Mais Damien Delbart a conscience d’avoir pris quelques risques, il a eu peur de “sortir et de contaminer sa famille”. "Ce n’était pas évident. Ma femme et mes enfants sont asthmatiques. Mais je n’avais pas le choix. Au début, on ne savait pas pour les aides.”
Le Ti Case Créole ( Paris 14) fait partie des restaurants que Damien Delbart fournit.
Depuis, Damien Delbart a donc diversifié sa clientèle : des boucheries traditionnelles achètent ses produits fumés, il a aussi démarché des nouvelles épiceries exotiques, sur Créteil, Bobigny, Villetaneuse... Parmi elles Bao, le marché du soleil, à Saint-Denis. “Ils ont cartonné, eux!” 

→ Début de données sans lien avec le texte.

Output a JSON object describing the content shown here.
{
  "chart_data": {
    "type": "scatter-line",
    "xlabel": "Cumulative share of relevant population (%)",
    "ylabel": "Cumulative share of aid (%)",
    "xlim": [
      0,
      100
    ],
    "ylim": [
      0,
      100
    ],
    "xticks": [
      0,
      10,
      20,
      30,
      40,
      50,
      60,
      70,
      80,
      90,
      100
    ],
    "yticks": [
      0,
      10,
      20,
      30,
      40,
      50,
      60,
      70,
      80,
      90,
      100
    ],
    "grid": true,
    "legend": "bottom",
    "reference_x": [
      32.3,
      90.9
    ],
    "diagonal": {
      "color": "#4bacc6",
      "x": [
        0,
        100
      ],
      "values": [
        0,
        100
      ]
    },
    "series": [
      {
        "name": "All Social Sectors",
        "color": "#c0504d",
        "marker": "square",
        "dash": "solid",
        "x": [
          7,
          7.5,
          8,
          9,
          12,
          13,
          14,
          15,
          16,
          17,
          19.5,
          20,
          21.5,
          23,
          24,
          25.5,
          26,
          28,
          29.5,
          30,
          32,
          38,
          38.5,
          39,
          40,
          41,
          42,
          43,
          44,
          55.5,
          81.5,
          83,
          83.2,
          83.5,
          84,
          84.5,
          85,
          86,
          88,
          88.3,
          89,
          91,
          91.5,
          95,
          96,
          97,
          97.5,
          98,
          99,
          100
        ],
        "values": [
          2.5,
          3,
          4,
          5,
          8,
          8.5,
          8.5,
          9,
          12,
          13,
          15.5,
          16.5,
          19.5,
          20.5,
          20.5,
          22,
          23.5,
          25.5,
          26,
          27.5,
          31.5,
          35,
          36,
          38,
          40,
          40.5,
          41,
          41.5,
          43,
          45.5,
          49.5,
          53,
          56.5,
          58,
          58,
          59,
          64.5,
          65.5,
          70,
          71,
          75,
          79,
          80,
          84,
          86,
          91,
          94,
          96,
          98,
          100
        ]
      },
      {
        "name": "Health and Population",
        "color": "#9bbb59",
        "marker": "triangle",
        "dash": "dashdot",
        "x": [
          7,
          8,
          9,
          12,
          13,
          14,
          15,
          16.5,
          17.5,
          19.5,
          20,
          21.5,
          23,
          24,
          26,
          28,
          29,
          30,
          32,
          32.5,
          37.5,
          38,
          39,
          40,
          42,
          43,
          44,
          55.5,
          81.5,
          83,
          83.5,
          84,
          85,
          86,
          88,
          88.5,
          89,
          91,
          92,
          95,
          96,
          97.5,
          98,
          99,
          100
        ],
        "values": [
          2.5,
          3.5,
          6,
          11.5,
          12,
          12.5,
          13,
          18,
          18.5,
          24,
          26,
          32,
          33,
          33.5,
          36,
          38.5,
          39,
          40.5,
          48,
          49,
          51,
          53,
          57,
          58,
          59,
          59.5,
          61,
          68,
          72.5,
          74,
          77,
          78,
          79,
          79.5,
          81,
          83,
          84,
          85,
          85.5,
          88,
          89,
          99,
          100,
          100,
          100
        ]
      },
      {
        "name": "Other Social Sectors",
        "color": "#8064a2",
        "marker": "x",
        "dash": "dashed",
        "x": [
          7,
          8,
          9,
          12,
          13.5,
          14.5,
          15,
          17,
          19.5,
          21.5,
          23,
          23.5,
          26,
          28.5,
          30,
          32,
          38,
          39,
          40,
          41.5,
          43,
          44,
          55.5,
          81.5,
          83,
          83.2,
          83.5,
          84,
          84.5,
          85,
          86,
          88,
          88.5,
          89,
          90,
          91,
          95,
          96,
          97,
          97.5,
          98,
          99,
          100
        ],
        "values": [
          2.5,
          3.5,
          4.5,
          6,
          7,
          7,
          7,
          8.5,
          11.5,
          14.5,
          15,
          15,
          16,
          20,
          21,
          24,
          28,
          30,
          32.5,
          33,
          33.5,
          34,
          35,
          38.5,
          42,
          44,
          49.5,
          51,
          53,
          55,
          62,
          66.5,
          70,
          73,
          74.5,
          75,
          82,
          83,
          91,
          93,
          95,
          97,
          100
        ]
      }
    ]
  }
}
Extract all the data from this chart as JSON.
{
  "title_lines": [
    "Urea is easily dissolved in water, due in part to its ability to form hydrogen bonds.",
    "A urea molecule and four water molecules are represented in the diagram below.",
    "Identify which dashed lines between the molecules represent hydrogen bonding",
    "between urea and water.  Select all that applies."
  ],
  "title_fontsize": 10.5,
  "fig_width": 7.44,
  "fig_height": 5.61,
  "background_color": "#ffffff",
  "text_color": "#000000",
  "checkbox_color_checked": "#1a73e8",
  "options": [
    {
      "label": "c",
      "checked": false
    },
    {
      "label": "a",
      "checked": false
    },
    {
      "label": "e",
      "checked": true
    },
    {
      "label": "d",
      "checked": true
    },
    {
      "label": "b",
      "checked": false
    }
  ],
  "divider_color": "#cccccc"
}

Damien Delbart a même réussi à vendre sa gamme de charcuterie Man’tine à certains grossistes de Rungis qui la redistribuent, à leur tour, en province ou ailleurs en région parisienne.


Touché, mais pas coulé

Un mois après le début du déconfinement, Man’tine saveurs réalise entre 35 et 40% de son chiffre d’affaires d’avant la crise. “Ça peut paraître peu, mais en fait, c’est bien", convient l’entrepreneur. “De toute façon, je n’aurais pas pu faire plus pendant le confinement”, conclut-il.
Damien attend maintenant la réouverture complète des restaurants en région parisienne et espère que son activité événementielle pourra reprendre à la rentrée.